Darbe girişiminin gerçekleştiği esnada Kemal Kılıçdaroğlu, Atatürk Havalimanı'na indi ve ilk tepki olarak "Hemen Ankara'ya dönmek istiyorum" dediği iddia edildi. İstanbul'da kalmak zorunda olan Kılıçdaroğlu, "O akşam oteller kapalı olduğu ve bizi almadıkları için Bakırköy belediye başkanımızın evine gittik" dedi. Ve yaşananları evden izledi.
15 Temmuz 2016
21.23 - Kılıçdaroğlu, yaptığı yazılı açıklama ile CHP'nin parlamenter demokrasinin vazgeçilmezi olan yurttaşların iradesine bağlı olduğunu bildirdi: "Bu ülke darbelerden çok çekmiştir. Aynı sıkıntıların yeniden yaşanmasını istemiyoruz."
22.30 - Başbakan Binali Yıldırım, Kılıçdaroğlu demokrasiye olan bağlılığını ve CHP'nin darbelere karşı net bir tutumda olduğunu ifade etti.
16 Temmuz
09.00 - "Ertesi gün yine uçakların kalkmasında sorun vardı. Pendik'ten araca binip Ankara'ya geldim" dedi ve TBMM'de düzenlenen Genel Kurul başladığında Meclis'te yerini aldı. Meclis'te ortak bildiriye imza atan CHP, birlik mesajını yineledi. Kurulda söz alan Kılıçdaroğlu, "Demokrasiye yapılan alçakça saldırıyı kınıyoruz. Dün halkımız meydanlara çıktı, darbeye karşı direndi. Hukukun çiğnendiği her yerde direnme hakkının ne kadar meşru olduğunu dün gördük. Direnme hakkına bundan daha iyi bir örnek olamaz" açıklamalarında bulundu.
19.57 - Cumhurbaşkanı Recep Tayyip Erdoğan, Bahçeli ve Kılıçdaroğlu'nu aradı. İki lidere de darbeye karşı ortak tavrından dolayı teşekkür etti.
"Dikkatle izliyoruz"dan "kontrollü darbe" söylemine
Kemal Kılıçdaroğlu, 15 Temmuz günü ilk açıklamalarında darbeye karşı olduğunu ifade ederken "Dikkatle izliyoruz" ifadeleri kullandıktan sonra, 16 Temmuz'da birlik mesajını yineledi. 25 Temmuz'a gelindiğinde Cumhurbaşkanlığı Külliyesi'ne ilk kez adım attı. Sonrasında da birlik ve beraberliğin sağlanması için 7 Ağustos tarihinde Yenikapı'da düzenlenen ve 5 milyon kişinin katıldığı Demokrasi ve Şehitler Mitingi'ne iştirak etti ve dayanışmayı sürdürdü.
CHP lideri Kemal Kılıçdaroğlu'nun 15 Temmuz direnişinin ardından milletin iradesine gösterdiği saygı ne yazık ki fazla uzun sürmedi: "15 Temmuz darbe girişimi planlıdır, programlıdır.
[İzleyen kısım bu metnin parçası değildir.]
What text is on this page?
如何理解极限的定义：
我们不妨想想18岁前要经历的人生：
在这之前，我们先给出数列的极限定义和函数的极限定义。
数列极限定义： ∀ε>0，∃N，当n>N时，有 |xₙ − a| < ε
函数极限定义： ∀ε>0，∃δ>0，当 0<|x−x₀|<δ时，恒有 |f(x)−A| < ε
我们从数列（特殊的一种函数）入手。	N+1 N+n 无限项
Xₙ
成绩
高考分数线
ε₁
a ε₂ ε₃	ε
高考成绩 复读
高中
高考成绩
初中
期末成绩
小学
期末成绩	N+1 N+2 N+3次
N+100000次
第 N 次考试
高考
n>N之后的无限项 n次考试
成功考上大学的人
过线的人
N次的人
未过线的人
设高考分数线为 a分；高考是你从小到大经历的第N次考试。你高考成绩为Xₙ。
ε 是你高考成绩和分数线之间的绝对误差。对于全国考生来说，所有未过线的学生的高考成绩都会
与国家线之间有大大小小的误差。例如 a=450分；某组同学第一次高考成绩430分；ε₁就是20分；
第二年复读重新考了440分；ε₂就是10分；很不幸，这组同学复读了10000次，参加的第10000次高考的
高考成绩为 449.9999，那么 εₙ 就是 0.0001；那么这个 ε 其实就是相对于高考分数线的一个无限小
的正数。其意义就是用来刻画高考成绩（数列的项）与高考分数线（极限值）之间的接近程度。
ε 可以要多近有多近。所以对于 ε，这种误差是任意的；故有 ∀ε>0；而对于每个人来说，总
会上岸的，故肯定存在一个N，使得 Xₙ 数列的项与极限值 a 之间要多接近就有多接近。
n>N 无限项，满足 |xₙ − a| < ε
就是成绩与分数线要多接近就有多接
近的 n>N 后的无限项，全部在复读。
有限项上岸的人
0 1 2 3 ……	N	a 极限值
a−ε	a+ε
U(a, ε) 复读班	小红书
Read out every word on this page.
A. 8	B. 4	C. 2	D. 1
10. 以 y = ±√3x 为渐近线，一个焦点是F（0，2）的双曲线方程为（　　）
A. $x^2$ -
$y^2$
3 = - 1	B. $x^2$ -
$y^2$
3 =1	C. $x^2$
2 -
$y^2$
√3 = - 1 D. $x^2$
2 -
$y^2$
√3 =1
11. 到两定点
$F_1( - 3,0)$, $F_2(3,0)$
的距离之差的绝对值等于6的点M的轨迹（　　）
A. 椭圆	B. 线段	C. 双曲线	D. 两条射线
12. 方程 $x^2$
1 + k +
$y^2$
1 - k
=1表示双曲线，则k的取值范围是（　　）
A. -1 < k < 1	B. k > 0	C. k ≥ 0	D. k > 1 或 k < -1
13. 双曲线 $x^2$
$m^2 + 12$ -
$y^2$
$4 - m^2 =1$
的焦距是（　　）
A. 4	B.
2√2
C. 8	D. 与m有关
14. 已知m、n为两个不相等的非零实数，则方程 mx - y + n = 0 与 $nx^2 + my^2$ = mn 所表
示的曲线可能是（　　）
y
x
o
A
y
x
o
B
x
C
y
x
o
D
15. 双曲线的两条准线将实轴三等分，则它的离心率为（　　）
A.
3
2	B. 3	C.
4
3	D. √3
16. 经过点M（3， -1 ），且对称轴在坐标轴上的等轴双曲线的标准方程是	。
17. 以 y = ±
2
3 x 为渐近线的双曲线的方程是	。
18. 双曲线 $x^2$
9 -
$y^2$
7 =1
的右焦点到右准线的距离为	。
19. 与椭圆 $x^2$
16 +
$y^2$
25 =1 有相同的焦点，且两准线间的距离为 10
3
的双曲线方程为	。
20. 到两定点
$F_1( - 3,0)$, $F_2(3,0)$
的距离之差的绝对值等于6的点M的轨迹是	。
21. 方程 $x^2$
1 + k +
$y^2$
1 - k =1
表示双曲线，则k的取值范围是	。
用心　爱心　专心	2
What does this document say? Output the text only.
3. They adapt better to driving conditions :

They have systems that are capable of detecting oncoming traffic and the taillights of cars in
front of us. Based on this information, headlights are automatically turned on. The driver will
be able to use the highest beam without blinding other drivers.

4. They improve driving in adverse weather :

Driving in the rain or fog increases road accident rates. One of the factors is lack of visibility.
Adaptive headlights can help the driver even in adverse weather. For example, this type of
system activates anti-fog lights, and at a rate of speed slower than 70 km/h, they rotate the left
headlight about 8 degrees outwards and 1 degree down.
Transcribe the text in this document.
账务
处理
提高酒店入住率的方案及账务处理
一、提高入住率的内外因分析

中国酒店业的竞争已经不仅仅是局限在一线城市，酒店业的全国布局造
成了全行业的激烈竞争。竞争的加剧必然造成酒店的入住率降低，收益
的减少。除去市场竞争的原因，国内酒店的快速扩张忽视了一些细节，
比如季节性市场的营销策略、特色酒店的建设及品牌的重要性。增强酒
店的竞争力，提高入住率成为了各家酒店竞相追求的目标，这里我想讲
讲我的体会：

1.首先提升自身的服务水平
OHAL'in ilan edildiği tarih olan 20 Temmuz bir darbedir. 15 Temmuz kontrollü bir darbe girişimidir çünkü 20 Temmuz darbesine gerekçe gerekiyordu."
Kılıçdaroğlu'nun bu söylemleri her ne kadar şaşırtıcı olsa da OHAL'in darbe girişiminin siyasi ayağının öne çıkmaması amacıyla uzatıldığını da iddia etti.